Legacy Office files use the OLE Compound File Binary Format, which can contain embedded macros and ActiveX controls. These formats present a higher risk of malicious code execution compared to modern OpenXML formats (DOCX, XLSX, PPTX), which separate content from code. If your organization requires legacy format support, add entries with the shared magic bytes D0 CF 11 E0 A1 B1 1A E1 and ensure macro scanning is enabled upstream.

SVG Files (.svg)

SVG (Scalable Vector Graphics) files are XML-based and can contain embedded JavaScript, making them a vector for cross-site scripting (XSS) attacks when rendered in web contexts. If your organization requires SVG support, implement SVG sanitization (stripping <script> tags and event handlers) before rendering in any web-facing application.

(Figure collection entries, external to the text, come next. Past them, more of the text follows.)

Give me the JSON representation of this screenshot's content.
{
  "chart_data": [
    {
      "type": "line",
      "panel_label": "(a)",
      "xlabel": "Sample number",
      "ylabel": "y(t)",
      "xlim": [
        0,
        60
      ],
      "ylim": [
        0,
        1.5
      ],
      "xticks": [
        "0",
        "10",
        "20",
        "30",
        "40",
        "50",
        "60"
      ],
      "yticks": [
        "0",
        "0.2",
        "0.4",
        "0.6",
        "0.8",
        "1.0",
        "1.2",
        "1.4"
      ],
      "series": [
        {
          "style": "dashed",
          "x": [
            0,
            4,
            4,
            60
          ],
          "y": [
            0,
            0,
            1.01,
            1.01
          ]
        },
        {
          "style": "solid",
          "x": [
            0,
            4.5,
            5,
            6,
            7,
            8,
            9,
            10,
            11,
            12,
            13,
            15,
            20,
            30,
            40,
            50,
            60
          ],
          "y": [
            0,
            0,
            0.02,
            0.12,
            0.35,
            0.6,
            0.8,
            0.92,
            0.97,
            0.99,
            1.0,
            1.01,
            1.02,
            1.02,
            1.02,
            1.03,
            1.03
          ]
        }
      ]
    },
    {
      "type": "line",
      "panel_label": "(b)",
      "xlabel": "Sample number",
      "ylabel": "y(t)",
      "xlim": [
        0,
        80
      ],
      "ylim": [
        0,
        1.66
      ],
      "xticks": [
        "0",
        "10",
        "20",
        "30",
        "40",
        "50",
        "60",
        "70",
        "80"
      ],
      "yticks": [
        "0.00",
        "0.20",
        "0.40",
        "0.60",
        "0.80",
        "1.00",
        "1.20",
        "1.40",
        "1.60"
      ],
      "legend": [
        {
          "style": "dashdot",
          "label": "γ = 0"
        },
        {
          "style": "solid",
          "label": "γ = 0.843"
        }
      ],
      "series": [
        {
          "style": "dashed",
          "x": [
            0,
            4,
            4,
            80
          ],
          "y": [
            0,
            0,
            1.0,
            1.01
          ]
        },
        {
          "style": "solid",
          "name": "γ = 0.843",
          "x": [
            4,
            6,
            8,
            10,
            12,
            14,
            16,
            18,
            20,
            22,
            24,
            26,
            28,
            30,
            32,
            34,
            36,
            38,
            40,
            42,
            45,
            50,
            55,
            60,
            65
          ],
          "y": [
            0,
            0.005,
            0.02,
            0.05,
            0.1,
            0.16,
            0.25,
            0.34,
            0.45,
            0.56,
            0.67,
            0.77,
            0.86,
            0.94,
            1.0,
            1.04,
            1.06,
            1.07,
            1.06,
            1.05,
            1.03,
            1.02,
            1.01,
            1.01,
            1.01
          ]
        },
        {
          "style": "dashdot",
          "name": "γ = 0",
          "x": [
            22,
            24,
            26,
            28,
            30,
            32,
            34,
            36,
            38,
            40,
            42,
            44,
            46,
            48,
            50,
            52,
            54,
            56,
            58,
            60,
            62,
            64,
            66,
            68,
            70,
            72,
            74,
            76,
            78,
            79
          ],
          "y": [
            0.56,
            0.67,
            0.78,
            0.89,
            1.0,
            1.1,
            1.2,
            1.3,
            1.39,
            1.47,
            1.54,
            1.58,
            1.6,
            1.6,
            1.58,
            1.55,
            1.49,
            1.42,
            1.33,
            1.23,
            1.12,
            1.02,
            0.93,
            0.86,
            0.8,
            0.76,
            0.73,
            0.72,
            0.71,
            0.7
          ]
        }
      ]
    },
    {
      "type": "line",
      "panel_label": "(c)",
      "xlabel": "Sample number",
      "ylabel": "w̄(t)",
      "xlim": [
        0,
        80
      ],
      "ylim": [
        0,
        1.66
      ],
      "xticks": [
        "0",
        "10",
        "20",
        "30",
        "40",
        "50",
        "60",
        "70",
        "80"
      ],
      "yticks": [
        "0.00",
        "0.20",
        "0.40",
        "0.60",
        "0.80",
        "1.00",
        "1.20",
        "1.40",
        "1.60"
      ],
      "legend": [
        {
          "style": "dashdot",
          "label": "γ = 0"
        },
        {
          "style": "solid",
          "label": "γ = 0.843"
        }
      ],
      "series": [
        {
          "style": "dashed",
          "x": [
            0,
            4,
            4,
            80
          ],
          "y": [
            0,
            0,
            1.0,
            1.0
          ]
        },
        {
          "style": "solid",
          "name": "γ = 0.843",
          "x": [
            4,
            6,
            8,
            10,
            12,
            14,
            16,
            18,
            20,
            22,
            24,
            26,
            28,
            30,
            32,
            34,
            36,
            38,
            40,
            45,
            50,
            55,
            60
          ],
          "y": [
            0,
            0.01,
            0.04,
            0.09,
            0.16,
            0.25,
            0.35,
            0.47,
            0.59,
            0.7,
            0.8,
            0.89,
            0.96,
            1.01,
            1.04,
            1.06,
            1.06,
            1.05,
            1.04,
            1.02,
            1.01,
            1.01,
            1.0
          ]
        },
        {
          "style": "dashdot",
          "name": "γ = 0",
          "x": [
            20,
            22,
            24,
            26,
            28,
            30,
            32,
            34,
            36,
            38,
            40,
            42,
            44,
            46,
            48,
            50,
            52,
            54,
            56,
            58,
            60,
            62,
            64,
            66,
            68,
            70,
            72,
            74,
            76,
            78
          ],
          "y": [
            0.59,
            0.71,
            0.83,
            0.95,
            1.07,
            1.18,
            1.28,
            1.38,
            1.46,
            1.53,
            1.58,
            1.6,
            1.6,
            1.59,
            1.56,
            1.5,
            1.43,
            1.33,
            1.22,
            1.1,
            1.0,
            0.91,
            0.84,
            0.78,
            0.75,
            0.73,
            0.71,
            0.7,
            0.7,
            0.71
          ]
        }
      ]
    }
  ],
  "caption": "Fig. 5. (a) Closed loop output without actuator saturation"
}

Rate Limiting Architecture

Rate limiting is intentionally handled at the Sentinel monitoring layer (Layer 3) rather than in the Dataverse plugin (Layer 2). The high-volume-blocks alert rule detects patterns of >10 blocked attempts per user per hour and creates a Sentinel incident. This design avoids plugin complexity and leverages Sentinel's incident management, correlation, and response capabilities.

PowerShell Module (Optional Component)

The FsiMimeControl PowerShell module provides additional management capabilities for MIME type restrictions beyond the core plugin and DLP policy. It is maintained in the FSI-AgentGov repository under scripts/governance/.

Functionality

  • Bulk MIME type configuration management across environments
  • Plugin deployment validation and health checks
  • Configuration comparison between zone templates (Zone 1, 2, 3)
  • Exception register management and reporting

Installation

  1. Download FsiMimeControl.psm1 from the FSI-AgentGov repository: scripts/governance/FsiMimeControl.psm1
  2. Import the module: 
    Import-Module .\FsiMimeControl.psm1

Zone Templates

Pre-configured MIME type templates for each governance zone are available at: - scripts/governance/mime-templates/zone1.json — Personal Productivity (broadest allowlist) - scripts/governance/mime-templates/zone2.json — Team Collaboration (moderate restrictions) - scripts/governance/mime-templates/zone3.json — Enterprise Managed (strictest allowlist)

Relationship to This Solution

The FsiMimeControl module is optional — the core solution (plugin, DLP policy, Sentinel queries) operates independently. The module adds operational convenience for organizations managing MIME restrictions across multiple environments or zones.

For detailed usage instructions, see the FSI-AgentGov documentation for Control 1.25.

This solution supports compliance with NIST 800-53 SI-3, FINRA 4511, and SEC 17a-4. Consult with your compliance and legal teams for applicability to your organization's regulatory requirements.